Microsoft has a problem: It desperately wants any remaining Windows XP users to upgrade to a newer version of the operating system but a huge chunk of them still haven’t budged. The latest numbers from NetMarketShare show that Windows XP still accounts for around 29.5% of all desktops in use even though Microsoft is due to end support for the 13-year-old platform on April 8th. ZDNet reports that Microsoft plans to pester remaining XP holdovers starting next week by sending them pop-up notifications reminding them — again — that it will end XP support within a month.
However, as Computerworld reports, Microsoft may have a tough time convincing some Windows XP users to upgrade because it’s trying to sell them on Windows 8, the hugely polarizing operating system that has angered many longtime PC users by eliminating the traditional Start menu and by adding the touch-centric Live Tiles interface a staple feature.
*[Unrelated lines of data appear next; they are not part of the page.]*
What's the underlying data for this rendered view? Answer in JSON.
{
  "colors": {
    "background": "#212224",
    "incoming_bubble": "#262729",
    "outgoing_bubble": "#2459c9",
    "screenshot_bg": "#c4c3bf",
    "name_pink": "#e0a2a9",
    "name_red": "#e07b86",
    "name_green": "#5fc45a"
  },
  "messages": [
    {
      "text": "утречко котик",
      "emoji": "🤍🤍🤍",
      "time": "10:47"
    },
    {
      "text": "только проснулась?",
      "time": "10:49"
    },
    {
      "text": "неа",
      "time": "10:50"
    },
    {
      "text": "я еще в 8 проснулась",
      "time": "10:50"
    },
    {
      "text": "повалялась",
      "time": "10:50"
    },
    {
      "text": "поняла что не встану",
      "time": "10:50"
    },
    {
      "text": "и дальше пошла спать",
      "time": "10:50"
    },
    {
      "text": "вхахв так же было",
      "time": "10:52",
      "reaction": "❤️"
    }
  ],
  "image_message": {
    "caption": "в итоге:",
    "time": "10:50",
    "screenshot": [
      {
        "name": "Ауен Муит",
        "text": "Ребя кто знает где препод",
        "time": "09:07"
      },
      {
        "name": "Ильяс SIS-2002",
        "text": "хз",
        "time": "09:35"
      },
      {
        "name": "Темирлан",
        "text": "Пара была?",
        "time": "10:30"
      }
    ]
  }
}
Computerworld writes that many Windows users expressed anger last month when Microsoft asked them to help switch as many people as they could from Windows XP to Windows 8.1 in part because Microsoft hasn’t offered any sort of discount for Windows XP users making the switch.
This is particularly irksome, these users said, because switching from XP to Windows 8.1 won’t just require a software upgrade but will instead likely force them to buy new machines capable of running Microsoft’s new touch-centric OS. Some users were also annoyed that Microsoft only mentioned Windows 8.1 and not Windows 7 as upgrade possibilities.
In the end, it looks like when Microsoft ends support for Windows XP next month there will still be a huge chunk of the desktop PC world using the platform. Hackers who have been saving up all their best new malware for the day when Windows XP support ends are about to have a field day.